Neden;
-“Ne zamandır görünmüyor” dediğim sanatçı, sunucu, takımından herhangi bir kişi, ne zamandır seyretmiyorum dediğim her hangi bir film, anında ekranda karşıma çıkar; ya da aklımdan geçirdiğim herhangi bir tanıdık anında telefonu çaldırır da, neden deli gibi Altınoluk’ tan almak istediğim evi her gün sayıkladığım halde, bir imkan doğmaz?
-Ne zaman evden çıkarken aynada kendimi beğenmiş olsam, neden dış kapı merdivenlerinde tökezlenir, ne zaman kalabalıklarda vitrin camına yan yan bakıp görüntüm hoşuma gitse, neden anında ayağım burkulur ya da bir şeye takılır sendelerim? Birazcık kibir benim de hakkım değil mi?
-Her sabah çayı demledikten sonra çaydanlığı ocağın küçük gözüne alacak kadar akıllıyım da, neden büyük ocağı söndürmeyi akıl edemem bir türlü? Hatta (bazen) küçük gözü yakmayı da unutmuş olurum?
-Çok gerekli bir şey için oflaya poflaya gittiğim marketten, neden elim kolum poşetlerle dolu ama o gerekli şeyi unutmuş olarak dönerim?
-“Komedi dükkanı” nın en komik bölümlerini tek başıma gülmekten çatlayarak seyrettiğim halde, neden “ çok komik bak çok güleceksin” diyerek Can’ ı zorla ekran karşısına oturttuğumda en berbat bölümlerine denk gelip, Can’ ın “bu mudur” bakışlarına maruz kalırım?

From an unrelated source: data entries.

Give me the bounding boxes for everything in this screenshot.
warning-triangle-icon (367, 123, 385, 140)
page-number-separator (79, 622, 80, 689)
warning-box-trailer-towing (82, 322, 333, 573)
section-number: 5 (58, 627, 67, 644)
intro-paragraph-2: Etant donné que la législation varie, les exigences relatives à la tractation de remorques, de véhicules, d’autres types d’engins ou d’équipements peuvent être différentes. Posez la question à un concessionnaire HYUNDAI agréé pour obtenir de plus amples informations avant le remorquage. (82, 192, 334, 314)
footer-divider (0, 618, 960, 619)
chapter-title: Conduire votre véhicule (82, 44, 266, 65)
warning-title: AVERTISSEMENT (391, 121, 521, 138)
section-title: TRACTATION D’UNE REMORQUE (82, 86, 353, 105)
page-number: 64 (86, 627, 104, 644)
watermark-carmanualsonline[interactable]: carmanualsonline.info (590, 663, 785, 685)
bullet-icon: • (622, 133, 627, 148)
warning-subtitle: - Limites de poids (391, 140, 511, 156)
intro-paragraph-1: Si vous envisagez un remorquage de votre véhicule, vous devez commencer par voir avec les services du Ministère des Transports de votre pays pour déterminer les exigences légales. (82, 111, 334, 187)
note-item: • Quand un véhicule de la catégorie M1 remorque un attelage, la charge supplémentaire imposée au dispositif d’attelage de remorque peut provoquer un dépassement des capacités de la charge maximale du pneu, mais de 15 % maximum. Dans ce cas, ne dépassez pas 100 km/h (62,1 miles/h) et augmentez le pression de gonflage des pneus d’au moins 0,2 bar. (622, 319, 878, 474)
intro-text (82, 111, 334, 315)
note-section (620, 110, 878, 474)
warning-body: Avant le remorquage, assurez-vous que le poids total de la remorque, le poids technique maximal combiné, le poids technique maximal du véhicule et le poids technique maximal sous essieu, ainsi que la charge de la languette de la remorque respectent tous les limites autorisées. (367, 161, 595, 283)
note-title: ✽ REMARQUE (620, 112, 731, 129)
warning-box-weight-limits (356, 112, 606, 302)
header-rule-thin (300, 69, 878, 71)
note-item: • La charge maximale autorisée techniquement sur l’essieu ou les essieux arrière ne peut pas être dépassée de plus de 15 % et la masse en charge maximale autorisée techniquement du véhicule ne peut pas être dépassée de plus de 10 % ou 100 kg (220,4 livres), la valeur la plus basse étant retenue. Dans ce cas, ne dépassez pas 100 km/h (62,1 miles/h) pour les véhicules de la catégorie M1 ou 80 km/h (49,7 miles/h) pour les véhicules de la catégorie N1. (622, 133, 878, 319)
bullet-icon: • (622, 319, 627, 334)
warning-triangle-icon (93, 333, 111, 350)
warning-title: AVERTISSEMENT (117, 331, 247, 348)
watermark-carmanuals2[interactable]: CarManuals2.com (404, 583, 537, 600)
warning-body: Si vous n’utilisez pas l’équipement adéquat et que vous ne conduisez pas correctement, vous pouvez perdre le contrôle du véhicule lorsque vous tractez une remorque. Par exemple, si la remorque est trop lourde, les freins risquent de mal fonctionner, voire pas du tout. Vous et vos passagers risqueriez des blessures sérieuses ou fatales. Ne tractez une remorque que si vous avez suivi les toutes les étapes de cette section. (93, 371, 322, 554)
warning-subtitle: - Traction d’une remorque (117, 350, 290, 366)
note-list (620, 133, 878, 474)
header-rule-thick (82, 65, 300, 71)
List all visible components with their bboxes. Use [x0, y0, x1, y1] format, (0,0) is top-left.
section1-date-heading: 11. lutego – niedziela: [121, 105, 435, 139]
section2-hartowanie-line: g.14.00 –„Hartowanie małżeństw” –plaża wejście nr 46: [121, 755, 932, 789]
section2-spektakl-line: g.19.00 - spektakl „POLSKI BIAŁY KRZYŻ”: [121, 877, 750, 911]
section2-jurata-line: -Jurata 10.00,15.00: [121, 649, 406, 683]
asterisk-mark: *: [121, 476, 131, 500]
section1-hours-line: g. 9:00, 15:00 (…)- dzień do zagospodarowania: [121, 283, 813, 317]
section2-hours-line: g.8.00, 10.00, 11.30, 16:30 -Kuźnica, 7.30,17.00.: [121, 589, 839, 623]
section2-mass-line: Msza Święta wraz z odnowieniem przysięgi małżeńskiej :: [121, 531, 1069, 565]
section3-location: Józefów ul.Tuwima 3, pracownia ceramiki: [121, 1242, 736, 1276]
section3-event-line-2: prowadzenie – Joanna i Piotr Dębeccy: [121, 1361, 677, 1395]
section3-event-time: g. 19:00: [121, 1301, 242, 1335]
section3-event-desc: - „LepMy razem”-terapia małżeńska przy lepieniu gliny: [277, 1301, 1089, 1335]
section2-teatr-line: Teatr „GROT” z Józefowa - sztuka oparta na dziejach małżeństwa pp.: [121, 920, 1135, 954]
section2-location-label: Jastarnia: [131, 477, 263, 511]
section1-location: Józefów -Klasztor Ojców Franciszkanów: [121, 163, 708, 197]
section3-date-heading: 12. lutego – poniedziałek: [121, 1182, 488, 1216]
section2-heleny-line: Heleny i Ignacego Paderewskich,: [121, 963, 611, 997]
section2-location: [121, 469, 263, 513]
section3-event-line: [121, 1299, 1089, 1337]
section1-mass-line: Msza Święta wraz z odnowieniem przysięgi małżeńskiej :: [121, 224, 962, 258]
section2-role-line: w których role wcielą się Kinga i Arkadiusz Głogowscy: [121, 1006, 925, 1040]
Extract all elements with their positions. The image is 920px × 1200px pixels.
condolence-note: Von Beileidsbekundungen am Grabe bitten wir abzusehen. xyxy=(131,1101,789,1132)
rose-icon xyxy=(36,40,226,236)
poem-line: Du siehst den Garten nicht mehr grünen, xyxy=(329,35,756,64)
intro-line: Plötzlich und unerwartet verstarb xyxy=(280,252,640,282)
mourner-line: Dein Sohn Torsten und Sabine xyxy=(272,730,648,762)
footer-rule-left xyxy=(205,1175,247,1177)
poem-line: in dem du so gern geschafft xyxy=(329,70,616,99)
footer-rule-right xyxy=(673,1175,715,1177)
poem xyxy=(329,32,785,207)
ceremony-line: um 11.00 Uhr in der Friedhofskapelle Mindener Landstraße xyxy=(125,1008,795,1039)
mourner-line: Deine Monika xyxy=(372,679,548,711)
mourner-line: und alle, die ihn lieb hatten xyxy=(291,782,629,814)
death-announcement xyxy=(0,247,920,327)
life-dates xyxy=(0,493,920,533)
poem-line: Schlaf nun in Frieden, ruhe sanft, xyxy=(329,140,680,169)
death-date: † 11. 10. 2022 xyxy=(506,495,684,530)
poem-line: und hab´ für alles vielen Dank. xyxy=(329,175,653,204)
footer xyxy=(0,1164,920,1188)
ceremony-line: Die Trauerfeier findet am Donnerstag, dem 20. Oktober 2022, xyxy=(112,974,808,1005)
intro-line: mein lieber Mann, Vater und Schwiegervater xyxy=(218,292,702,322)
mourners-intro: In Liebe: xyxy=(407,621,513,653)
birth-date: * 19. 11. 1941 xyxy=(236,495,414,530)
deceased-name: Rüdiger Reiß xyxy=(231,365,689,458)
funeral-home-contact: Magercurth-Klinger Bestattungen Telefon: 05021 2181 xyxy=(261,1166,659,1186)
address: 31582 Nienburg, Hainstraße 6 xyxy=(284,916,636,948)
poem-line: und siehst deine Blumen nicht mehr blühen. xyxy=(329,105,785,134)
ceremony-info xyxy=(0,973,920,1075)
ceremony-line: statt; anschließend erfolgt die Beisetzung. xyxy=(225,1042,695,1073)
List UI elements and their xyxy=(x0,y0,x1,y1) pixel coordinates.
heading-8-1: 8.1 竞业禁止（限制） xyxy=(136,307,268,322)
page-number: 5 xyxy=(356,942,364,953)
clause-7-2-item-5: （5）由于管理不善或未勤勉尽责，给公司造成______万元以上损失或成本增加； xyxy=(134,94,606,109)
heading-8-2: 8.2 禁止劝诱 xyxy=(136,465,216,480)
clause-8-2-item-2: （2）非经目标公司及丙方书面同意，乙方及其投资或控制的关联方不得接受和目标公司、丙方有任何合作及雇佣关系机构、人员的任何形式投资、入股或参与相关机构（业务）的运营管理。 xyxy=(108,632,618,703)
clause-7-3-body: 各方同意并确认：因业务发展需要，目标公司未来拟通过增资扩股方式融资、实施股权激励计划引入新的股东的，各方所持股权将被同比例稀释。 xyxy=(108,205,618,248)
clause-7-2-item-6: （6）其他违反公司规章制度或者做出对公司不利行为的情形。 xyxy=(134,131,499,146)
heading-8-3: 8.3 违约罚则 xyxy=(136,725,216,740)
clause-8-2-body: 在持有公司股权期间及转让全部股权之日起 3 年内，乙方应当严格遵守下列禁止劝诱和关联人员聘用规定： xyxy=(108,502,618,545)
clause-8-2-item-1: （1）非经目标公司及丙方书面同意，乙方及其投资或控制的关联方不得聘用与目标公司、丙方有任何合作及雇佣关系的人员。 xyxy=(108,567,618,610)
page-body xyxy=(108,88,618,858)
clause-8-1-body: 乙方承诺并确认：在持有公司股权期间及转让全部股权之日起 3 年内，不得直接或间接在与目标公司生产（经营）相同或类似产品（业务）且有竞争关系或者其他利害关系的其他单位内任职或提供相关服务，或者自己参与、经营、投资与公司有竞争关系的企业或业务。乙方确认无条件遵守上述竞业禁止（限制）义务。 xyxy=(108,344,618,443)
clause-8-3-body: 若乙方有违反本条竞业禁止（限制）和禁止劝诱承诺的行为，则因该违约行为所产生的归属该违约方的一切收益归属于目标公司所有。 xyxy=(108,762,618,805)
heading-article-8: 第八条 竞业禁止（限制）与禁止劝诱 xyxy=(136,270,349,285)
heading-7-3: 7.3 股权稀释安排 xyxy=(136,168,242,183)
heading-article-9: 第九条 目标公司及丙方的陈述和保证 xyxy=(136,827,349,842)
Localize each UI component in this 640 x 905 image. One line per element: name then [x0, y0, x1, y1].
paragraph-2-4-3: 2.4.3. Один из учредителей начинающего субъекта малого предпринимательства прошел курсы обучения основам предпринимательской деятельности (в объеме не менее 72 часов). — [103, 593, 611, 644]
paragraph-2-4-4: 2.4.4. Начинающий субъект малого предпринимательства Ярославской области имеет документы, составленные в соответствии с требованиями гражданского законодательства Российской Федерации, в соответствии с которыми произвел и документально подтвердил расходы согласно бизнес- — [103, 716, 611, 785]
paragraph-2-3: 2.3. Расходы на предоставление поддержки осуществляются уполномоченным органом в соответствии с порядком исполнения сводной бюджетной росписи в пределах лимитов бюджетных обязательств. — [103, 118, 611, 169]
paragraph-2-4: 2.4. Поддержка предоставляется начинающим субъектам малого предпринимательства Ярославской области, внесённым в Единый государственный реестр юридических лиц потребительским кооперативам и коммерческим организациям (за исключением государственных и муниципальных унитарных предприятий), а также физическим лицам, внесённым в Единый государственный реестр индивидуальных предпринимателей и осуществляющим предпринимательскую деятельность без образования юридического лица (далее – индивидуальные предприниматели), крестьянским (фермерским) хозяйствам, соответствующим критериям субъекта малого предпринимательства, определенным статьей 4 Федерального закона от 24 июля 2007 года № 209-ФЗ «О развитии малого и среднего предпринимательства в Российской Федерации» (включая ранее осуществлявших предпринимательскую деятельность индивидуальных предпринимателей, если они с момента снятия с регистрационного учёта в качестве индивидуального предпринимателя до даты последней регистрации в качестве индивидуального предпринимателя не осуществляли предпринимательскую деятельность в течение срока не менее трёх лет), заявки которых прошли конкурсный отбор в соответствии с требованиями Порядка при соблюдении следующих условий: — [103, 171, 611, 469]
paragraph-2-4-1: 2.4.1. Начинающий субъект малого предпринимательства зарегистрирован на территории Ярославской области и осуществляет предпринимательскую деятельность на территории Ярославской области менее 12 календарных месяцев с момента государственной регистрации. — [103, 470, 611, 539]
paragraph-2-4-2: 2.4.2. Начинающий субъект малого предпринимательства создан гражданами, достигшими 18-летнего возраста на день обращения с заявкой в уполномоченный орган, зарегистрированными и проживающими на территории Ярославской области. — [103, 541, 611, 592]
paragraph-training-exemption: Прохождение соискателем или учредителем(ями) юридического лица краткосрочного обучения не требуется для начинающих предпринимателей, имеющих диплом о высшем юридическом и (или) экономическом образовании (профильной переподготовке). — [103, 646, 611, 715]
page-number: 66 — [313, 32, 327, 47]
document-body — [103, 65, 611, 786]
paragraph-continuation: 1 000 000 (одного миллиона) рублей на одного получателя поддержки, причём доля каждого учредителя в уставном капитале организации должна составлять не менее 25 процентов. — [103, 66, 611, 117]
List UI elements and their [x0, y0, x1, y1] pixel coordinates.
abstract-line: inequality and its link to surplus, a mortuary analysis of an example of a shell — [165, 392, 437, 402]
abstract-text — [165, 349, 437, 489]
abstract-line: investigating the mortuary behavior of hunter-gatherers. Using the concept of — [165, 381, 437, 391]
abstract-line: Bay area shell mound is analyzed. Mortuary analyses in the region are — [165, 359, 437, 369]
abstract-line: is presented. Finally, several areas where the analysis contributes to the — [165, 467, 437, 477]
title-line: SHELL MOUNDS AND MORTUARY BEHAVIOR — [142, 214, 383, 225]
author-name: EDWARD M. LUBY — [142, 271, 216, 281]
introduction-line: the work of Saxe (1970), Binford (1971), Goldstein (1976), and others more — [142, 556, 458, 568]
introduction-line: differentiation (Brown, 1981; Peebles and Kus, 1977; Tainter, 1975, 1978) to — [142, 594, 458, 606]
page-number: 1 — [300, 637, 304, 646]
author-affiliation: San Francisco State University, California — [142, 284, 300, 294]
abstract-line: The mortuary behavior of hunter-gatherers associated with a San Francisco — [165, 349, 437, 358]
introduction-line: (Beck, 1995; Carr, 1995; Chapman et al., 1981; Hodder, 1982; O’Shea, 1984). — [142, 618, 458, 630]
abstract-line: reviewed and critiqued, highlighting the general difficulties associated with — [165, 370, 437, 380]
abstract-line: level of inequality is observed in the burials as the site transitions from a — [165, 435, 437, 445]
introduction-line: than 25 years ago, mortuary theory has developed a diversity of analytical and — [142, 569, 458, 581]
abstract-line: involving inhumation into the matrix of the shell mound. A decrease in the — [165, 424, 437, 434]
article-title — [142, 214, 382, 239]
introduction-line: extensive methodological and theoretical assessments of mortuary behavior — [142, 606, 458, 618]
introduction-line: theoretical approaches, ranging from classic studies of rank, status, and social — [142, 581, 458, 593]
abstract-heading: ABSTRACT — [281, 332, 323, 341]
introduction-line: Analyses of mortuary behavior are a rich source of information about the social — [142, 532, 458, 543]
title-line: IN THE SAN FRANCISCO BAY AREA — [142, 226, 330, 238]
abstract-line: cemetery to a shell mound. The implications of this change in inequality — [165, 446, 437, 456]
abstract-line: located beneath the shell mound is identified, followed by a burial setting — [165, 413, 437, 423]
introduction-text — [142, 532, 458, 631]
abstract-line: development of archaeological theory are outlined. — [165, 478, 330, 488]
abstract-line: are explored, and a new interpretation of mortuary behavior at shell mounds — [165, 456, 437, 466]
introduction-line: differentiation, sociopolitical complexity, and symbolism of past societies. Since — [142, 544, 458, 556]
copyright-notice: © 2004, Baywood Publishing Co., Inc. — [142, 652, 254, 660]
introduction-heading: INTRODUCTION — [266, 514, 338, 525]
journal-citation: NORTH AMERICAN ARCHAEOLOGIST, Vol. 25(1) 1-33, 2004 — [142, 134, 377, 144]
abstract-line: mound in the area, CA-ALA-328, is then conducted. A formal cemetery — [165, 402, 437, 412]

-Doktor merdiven çıkmayı ve inmeyi yasak ettiği halde, neden cereyanlar kesildiğidiğinde, saati geldi diye, bir küçük fincan kahve içebilmek için tam sekiz kat aşağı kız kardeşime trabzana tutuna tutuna inmeyi göze alırım? ( Evde kahve, cezve ve fincan da varken üstelik.)
-Dostlarıma fazla kilolarımdan şikayet ettiğimde, “yok ayol, sen de taktın kafayı kiloya, gaaayet iyisin" dedikleri halde, neden rejim yapıp birkaç kilo vermişken rastladığımda, dehşetle “Asumaaan? Sen kilo mu aldın, yoksa bu kıyafet mi seni şişman gösteriyor” derler?
-Aptalca ve sık sık “ ben yengeç burcuyum, ben alınganım” muhabbetini yapan ben, bunu kullanarak en alakasız zamanlarda aleyhime çevirip “ sen zaten kendin söylersin sen alınganın tekisin “ diye prim yapan insanlarla çok sık karşılaştığım halde, neden dersimi alıp bu muhabbetten vazgeçmem?
-Ne zaman, ben çok güzel tavla oynarım. İlkokul üçteyken Adıyaman Valisini yenmiştim diyerek tavlanın başına otursam neden mutlaka yenilirim ya da neden vali amucamın bana muhtemelen mahsuscuktan yenildiğini bir türlü kabul etmek istemem?
-Pazartesi’ den Cuma’ ya her sabah en erken onda “yalar saat” hüviyetinde elimi kolumu yalayarak uyandıran Paçoz, neden Cumartesi ve Pazar günleri “havlar saat” hüviyetine bürünüp, sabahın yedisinde benimle birlikte bütün komşuları uyandırır?